Sin palabras para consolar
Los vecinos nos metieron en un cuarto y allí me pidieron que me hiciera cargo de mis hermanos. "Eres la mayor, así que cuida de tus hermanitos", así me dijeron. Y eso hice: les di de comer, los bañé y los acosté, procurando siempre que estuvieran tranquilos. Aún eran muy pequeños para saber qué era la muerte. Yo tampoco tenía una gran idea. Solo sabía que papá había muerto y que más nunca lo vería. Así que me quedé en la habitación tratando de que mis hermanitos no dieran lidia, mientras escuchaba el llanto general que se había hecho afuera.

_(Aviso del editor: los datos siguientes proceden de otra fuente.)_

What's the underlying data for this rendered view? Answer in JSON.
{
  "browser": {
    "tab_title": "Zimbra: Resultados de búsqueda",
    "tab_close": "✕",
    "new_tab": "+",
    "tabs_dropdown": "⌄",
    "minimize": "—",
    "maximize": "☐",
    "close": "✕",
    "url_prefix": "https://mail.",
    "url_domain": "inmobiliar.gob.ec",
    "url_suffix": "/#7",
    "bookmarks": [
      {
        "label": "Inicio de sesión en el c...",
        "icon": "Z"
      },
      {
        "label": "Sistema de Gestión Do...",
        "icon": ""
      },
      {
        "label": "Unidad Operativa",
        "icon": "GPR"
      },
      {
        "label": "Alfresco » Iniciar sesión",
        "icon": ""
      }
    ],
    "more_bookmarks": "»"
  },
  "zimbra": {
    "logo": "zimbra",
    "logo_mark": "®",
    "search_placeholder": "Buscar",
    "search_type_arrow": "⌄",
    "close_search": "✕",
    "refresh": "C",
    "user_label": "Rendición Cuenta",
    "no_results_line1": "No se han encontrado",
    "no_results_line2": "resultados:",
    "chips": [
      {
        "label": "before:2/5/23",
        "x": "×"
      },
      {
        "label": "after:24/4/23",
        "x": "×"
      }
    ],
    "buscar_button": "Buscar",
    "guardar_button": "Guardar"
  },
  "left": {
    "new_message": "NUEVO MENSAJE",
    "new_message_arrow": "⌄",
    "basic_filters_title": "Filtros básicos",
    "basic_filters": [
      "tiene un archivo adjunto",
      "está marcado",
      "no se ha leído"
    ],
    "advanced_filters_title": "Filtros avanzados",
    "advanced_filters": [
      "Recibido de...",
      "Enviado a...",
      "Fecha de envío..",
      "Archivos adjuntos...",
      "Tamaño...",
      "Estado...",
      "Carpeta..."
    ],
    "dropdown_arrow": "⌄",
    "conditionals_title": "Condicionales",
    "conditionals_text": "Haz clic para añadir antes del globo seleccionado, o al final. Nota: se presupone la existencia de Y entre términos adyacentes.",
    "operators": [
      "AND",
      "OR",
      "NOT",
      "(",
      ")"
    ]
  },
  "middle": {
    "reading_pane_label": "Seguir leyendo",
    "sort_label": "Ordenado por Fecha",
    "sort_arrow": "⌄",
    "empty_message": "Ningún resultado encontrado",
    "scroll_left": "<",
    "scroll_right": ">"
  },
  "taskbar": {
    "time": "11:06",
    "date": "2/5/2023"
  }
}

Así estuvimos como por dos días: encerrados y cada tanto un adulto nos llevaba comida y me daba orientaciones para cuidar a los niños. Al tercer día, escuché que la casa comenzaba a quedarse sola. Lo sabía por el silencio. En todo ese tiempo casi no salíamos del cuarto por lo que cuando salimos nos dimos cuenta que la gente que quedaba estaba vestida de negro. Mis hermanitos salieron corriendo al patio y yo me fui al cuarto de mi madre para verla. Allí la encontré, con una de las camisas de papá en las manos. Mi mamá lloraba desconsoladamente.
Mi madre parecía una niña con mucho desamparo. Yo la vi, caminé hacia ella y me detuve, sin palabras y sin el abrazo necesario. Yo había ido a contarle lo bien que se habían portado los niños y lo juiciosa que yo había sido. Pero me quedé callada ante sus lágrimas. Ese día me di cuenta que aún me faltaba mucho para ser adulta, cuando por más que busqué, no tuve palabras para consolarla.